От сознания неудавшейся жизни? От обилия врагов, число которых, равно как и их ожесточенность, он явно преувеличивал?
Понимание, что он — без богатства, знатности и семейных связей — держится только покровительством императора с его непостоянным характером?
А слава, популярность, любовь подчиненных, обожание солдат, ордена, чины, власть?
Оглядываясь назад, он видит «преследования, досады и горести».
Проконсул Кавказа. Новый Цезарь… Цезарь без Рубикона.

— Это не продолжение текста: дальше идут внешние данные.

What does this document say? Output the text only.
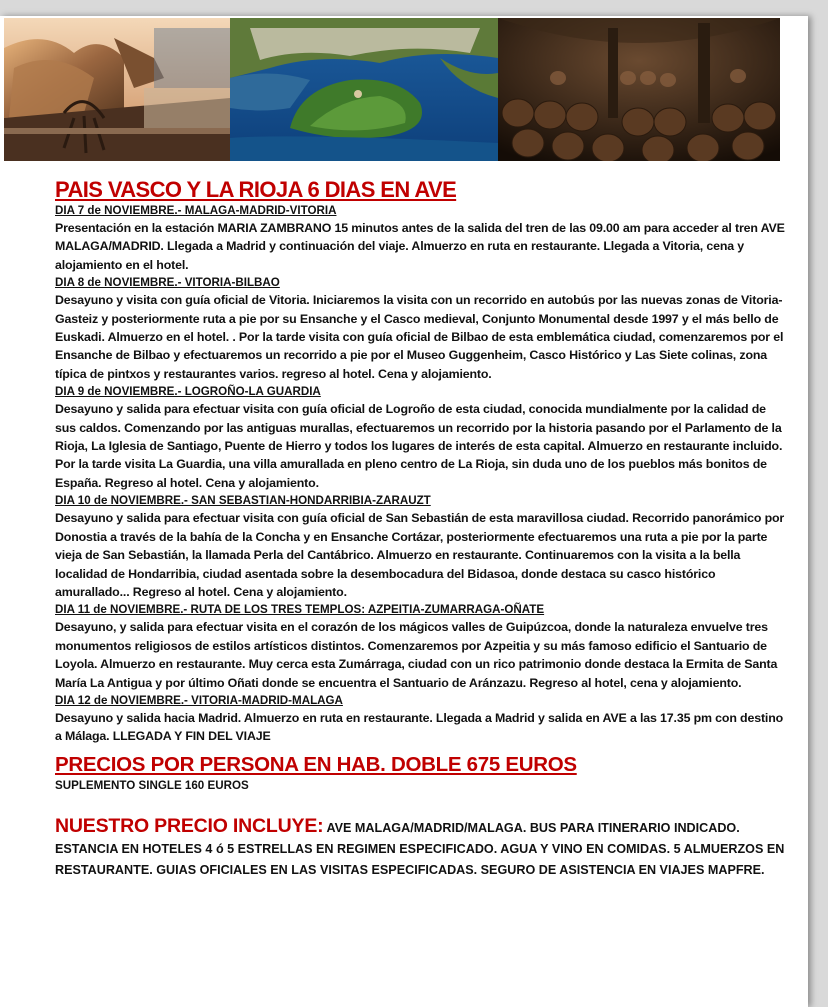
PAIS VASCO Y LA RIOJA 6 DIAS EN AVE
DIA 7 de NOVIEMBRE.- MALAGA-MADRID-VITORIA

Presentación en la estación MARIA ZAMBRANO 15 minutos antes de la salida del tren de las 09.00 am para acceder al tren AVE MALAGA/MADRID. Llegada a Madrid y continuación del viaje. Almuerzo en ruta en restaurante. Llegada a Vitoria, cena y alojamiento en el hotel.

DIA 8 de NOVIEMBRE.- VITORIA-BILBAO

Desayuno y visita con guía oficial de Vitoria. Iniciaremos la visita con un recorrido en autobús por las nuevas zonas de Vitoria-Gasteiz y posteriormente ruta a pie por su Ensanche y el Casco medieval, Conjunto Monumental desde 1997 y el más bello de Euskadi. Almuerzo en el hotel. . Por la tarde visita con guía oficial de Bilbao de esta emblemática ciudad, comenzaremos por el Ensanche de Bilbao y efectuaremos un recorrido a pie por el Museo Guggenheim, Casco Histórico y Las Siete colinas, zona típica de pintxos y restaurantes varios. regreso al hotel. Cena y alojamiento.

DIA 9 de NOVIEMBRE.- LOGROÑO-LA GUARDIA

Desayuno y salida para efectuar visita con guía oficial de Logroño de esta ciudad, conocida mundialmente por la calidad de sus caldos. Comenzando por las antiguas murallas, efectuaremos un recorrido por la historia pasando por el Parlamento de la Rioja, La Iglesia de Santiago, Puente de Hierro y todos los lugares de interés de esta capital. Almuerzo en restaurante incluido. Por la tarde visita La Guardia, una villa amurallada en pleno centro de La Rioja, sin duda uno de los pueblos más bonitos de España. Regreso al hotel. Cena y alojamiento.

DIA 10 de NOVIEMBRE.- SAN SEBASTIAN-HONDARRIBIA-ZARAUZT

Desayuno y salida para efectuar visita con guía oficial de San Sebastián de esta maravillosa ciudad. Recorrido panorámico por Donostia a través de la bahía de la Concha y en Ensanche Cortázar, posteriormente efectuaremos una ruta a pie por la parte vieja de San Sebastián, la llamada Perla del Cantábrico. Almuerzo en restaurante. Continuaremos con la visita a la bella localidad de Hondarribia, ciudad asentada sobre la desembocadura del Bidasoa, donde destaca su casco histórico amurallado... Regreso al hotel. Cena y alojamiento.

DIA 11 de NOVIEMBRE.- RUTA DE LOS TRES TEMPLOS: AZPEITIA-ZUMARRAGA-OÑATE

Desayuno, y salida para efectuar visita en el corazón de los mágicos valles de Guipúzcoa, donde la naturaleza envuelve tres monumentos religiosos de estilos artísticos distintos. Comenzaremos por Azpeitia y su más famoso edificio el Santuario de Loyola. Almuerzo en restaurante. Muy cerca esta Zumárraga, ciudad con un rico patrimonio donde destaca la Ermita de Santa María La Antigua y por último Oñati donde se encuentra el Santuario de Aránzazu. Regreso al hotel, cena y alojamiento.

DIA 12 de NOVIEMBRE.- VITORIA-MADRID-MALAGA

Desayuno y salida hacia Madrid. Almuerzo en ruta en restaurante. Llegada a Madrid y salida en AVE a las 17.35 pm con destino a Málaga. LLEGADA Y FIN DEL VIAJE

PRECIOS POR PERSONA EN HAB. DOBLE 675 EUROS

SUPLEMENTO SINGLE 160 EUROS

NUESTRO PRECIO INCLUYE: AVE MALAGA/MADRID/MALAGA. BUS PARA ITINERARIO INDICADO. ESTANCIA EN HOTELES 4 ó 5 ESTRELLAS EN REGIMEN ESPECIFICADO. AGUA Y VINO EN COMIDAS. 5 ALMUERZOS EN RESTAURANTE. GUIAS OFICIALES EN LAS VISITAS ESPECIFICADAS. SEGURO DE ASISTENCIA EN VIAJES MAPFRE.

Видимо, Закревский был единственным — кроме друга юности Казадаева, — кто искренне любил Ермолова. Недаром и письма к нему Алексея Петровича так напоминают по своему скорбному тону письма Казадаеву из Костромы и Вильно… Удивительным образом Ермолов возвращался к психологической ситуации своей невеселой молодости.
В роковом декабре 1825 года его постоянно обуревают мысли о будущей жизни на покое.
События настигали его.
Записи этого времени в дневнике уже не напоминают царственную идиллию.
«1825. Июня 25. Отправил я фельдъегеря с письмом к императору, в котором огласил подозрения мои насчет войны с Персиянами. Просил подкрепление корпуса одною дивизией пехоты.
Поверенный в делах при персидском дворе г. Мазарович отправлен к шаху с предложениями, дабы отдалить войну.
Июля 2. Получил известие, что в ночи с 7 на 8 июня возмутившиеся чеченцы, возбужденные лжепророком, напав на укрепленный пост Амир-Аджи-Юрт, сожгли оный. Неосторожный начальник поста был атакован внезапно, хотя неоднократно предупрежден был о намерении. — Гарнизон (одна рота), потерпев чувствительный урон, переплыл через Терек».
Еще недавно он был уверен, что «любезные чеченцы» подавлены психологически, обессилены блокадой и осознали бессмысленность сопротивления. Оказалось, что последние годы в Чечне шли процессы, которые неминуемо должны были привести к взрыву. Поскольку мятеж не ограничился территорией Чечни, то становилось ясно, что потерпела крушение вся его политика умиротворения вольных горских обществ.